An almost identical workflow is used as the current approach.
It is possible to bind two, completely unrelated or incompatible indicators. For instance, the number of bankruptcies vs Child pregnancies.
Less extreme but equally problematic is two related datasets with different groups, e.g. 2016 Matric passes disaggregated by gender vs 2017 Matric passes without disaggregation. In this case, we will need to decide how this will be displayed on the frontend, especially in graph filters
In the case of two incompatible datasets, we need to decide whether filters are available for missing groups.
Whereas indicators can now be mapped using a choropleth. Superindicators cannot since a choropleth can only display one Count variable at a time. This can be addressed by another select box allowing the user to choose the Count variable of interest or mapping multi-count variables could be prevented entirely.
Another approach to addressing this issue is to recognise that the cause of this problem is the concept of a non-overlapping universe introduce by the Dataset model. This approach does not always make sense as in the examples above. To create an Indicator, a background process is fired that groups DatasetData objects appropriately. In cases like the ones described here, it might be easier to create the indicator directly and avoid datasets entirely.

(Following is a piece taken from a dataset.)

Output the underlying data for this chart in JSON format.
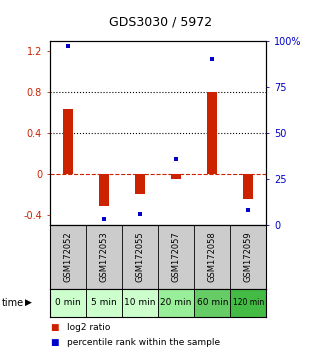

When creating a new indicator, the admin is asked whether it should be created from a dataset (the current process) or whether it should be uploaded from a file. This latter approach would simply create the relevant IndicatorData directly. Since an indicator must link to a dataset, one can be created automatically. Creating new indicators from this dataset should not be allowed however.
This is by far the easiest approach to implement. Very little needs to change with the exception of the file upload mechanism when creating a new indicator. Once the IndicatorData objects are created, downstream users of this data remain unchanged.
It also allows flexibility for data administrators to shape data without too many constraints on the format.
Data re-use is limited. Datasets provide opportunities to create multiple indicators. The superindicator concept allows even more mixing and matching of indicators.
This problem was finally addressed by marking columns as aggregatable or not aggregateable. If a column is not aggregateable, different values in that column need to be shown separately. This can be implemented as a dropdown filter, e.g. you always need to choose a year. Alternatively, a grouped bar chart could be used, e.g. 2016 and 2017 bars.
The change also involved removing all aggregation from the backend and sending raw data to the frontend.